Effect of visualization on students’ understanding of probability concepts

drawing graphs on white board


Improving the quality and effectiveness of undergraduate education in STEM fields is crucial for preparing both a diverse workforce and a STEM-literate public that is ready to acknowledge and benefit from the advancement of science. STEM sectors of the economy are showing steady growth and careers in these fields are in demand.

The National Science Foundation (NSF) has recently awarded a $300,000 Improving Undergraduate STEM Education (IUSE) grant to Associate Professors Jeffrey Starns, Andrew Cohen (psychological and brain sciences) and Darrell Earnest (teacher education and curriculum studies). This team will develop and test an instructional program in probabilistic reasoning that is designed to help students overcome math challenges by linking mathematical concepts to an intuitive visualization.

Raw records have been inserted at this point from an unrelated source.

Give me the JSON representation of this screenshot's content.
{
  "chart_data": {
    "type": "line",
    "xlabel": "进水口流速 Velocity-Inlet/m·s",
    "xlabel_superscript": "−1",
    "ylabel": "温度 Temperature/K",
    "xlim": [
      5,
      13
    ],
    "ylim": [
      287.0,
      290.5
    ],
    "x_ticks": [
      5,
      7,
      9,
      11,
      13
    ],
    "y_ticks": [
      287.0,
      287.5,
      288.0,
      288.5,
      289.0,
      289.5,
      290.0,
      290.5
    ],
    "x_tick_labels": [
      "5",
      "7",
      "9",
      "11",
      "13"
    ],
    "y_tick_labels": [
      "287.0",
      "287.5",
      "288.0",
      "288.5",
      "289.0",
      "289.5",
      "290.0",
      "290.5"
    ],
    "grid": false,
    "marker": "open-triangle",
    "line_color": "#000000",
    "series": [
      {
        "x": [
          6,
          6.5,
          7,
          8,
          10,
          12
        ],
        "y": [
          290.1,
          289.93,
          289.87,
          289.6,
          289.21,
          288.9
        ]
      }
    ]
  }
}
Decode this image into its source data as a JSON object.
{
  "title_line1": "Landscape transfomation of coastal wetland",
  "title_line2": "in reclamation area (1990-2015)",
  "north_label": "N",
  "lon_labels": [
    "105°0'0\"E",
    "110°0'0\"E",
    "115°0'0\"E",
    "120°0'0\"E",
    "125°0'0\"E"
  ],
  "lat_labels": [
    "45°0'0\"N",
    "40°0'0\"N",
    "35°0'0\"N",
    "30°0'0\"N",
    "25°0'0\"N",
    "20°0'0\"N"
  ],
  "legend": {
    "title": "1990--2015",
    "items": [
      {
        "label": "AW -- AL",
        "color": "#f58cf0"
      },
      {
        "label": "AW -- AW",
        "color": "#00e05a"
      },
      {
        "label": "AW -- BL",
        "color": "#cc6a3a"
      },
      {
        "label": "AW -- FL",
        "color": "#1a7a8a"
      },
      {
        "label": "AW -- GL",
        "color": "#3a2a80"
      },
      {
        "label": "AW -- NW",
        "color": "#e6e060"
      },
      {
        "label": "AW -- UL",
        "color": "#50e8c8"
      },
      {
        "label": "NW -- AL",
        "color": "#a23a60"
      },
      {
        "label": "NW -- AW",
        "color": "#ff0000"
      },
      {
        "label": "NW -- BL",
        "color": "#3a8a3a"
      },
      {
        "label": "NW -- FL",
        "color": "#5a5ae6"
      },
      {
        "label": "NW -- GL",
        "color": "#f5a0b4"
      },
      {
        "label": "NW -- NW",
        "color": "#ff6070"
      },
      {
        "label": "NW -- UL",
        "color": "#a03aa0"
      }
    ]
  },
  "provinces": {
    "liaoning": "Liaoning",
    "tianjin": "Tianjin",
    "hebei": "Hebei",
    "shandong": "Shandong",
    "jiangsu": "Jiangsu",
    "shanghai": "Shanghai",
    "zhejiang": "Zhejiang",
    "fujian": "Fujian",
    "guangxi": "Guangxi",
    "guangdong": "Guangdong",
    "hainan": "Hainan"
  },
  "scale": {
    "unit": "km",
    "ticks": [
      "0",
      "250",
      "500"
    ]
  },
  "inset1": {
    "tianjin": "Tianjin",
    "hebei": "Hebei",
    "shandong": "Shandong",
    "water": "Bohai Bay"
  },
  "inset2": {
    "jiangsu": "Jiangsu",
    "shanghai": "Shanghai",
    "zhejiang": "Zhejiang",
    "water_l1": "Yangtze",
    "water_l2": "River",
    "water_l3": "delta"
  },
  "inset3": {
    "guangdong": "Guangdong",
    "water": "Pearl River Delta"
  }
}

Proper reasoning involves calibrating one’s level of confidence that a hypothesis is true to the strength of the evidence available to support the hypothesis. The equation known as Bayes Theorem achieves this calibration, but many students find the equation confusing.

The funded project will teach students a simple visual method that is analogous to Bayes Theorem and then use this method to help students develop a better understanding of how the equation works. The method will be adaptable to many math concepts, and is predicted to be particularly helpful for students who struggle with math.

The most direct application of this method will be for undergraduate statistics education. The multidisciplinary team of researchers seek to create innovative teaching practices using visual methods that promote deep conceptual understanding. A wide range of scientific fields rely on statistical methods, and increasingly Bayesian inference, to make research conclusions. Understanding the basic logic of these methods is critical for science literacy and graduate student success in STEM fields.

The instructional module based on this visualization technique will be tested against standard equation-based teaching methods in a classroom setting. Participants in the study will include both low- and high-scoring students on a test of general math abilities. Also, course materials used to implement the visual method will be made available to additional educators and researchers.

The NSF IUSE Program seeks to advance new approaches to teaching and learning that will improve STEM education for undergraduate students. By testing this new instructional module and sharing what they have learned, the research team of Starns, Cohen, and Earnest hope to guide future efforts to make difficult mathematical concepts more accessible to students.